Art is so integrated into the education of life that art is not a servant of life, but is meant to beautify it, and since it is the path to the spiritual, it also imbues life with reality.

One is only able to intervene correctly in social life if one approaches it as the artist approaches his material. New forces constantly want to be incorporated into life; an artistic element should live in everything. When deficiencies arise somewhere, it is because the artistic element in man has been lost. People believe they have found program points and consider them to be the most divine ideals. But all this social talk is of no use, has no foundation, cannot fertilize. Nowadays, people found associations, give them statutes, take up excellent program points, and believe that they can master life with them. But it is all abstract.
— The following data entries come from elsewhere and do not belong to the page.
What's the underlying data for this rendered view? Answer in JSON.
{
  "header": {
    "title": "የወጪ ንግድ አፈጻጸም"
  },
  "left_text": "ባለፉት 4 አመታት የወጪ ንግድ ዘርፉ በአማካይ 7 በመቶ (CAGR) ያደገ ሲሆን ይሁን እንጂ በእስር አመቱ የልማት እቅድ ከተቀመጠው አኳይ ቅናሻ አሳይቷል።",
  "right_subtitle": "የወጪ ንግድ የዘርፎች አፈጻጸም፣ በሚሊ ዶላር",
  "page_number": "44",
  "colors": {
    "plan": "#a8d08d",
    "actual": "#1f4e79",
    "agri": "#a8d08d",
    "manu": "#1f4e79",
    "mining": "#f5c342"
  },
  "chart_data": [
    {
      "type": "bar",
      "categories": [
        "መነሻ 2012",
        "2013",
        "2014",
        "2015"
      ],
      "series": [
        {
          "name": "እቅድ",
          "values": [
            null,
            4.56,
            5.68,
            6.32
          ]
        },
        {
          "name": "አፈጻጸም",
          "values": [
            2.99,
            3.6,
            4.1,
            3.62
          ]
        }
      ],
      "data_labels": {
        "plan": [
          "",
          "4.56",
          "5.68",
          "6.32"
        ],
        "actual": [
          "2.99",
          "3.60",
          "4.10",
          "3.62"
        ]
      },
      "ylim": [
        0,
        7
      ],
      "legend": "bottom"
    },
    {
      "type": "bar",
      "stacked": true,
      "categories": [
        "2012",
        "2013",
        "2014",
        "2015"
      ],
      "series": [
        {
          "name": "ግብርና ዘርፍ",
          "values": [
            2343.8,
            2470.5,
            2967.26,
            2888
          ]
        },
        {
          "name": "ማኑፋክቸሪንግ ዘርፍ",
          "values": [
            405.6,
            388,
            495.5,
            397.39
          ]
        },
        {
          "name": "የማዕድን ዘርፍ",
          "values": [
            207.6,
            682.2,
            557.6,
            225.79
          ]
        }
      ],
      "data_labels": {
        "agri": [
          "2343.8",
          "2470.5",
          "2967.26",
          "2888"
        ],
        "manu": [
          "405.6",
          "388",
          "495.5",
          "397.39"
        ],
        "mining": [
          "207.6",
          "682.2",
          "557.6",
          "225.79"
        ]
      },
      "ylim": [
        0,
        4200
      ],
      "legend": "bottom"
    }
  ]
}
It is much more important to put the right person in the right place, only then one must not always think that the nephew is the right person.

What wants to gain strength in life is what is in the underground, that wants to be demystified. You can't do that in the abstract. Art can only fertilize life if you strive to find life in art.

A sensual-supernatural lies in art. A person who does not dream does not know about the connection. A life without art resembles pedantry and philistinism. Art must not correspond to necessity, but to human freedom. People do not take into account that the human being has a say in this, that there is a freedom. Man must say: Nothing external can push me towards art, but I myself declare that it is necessary.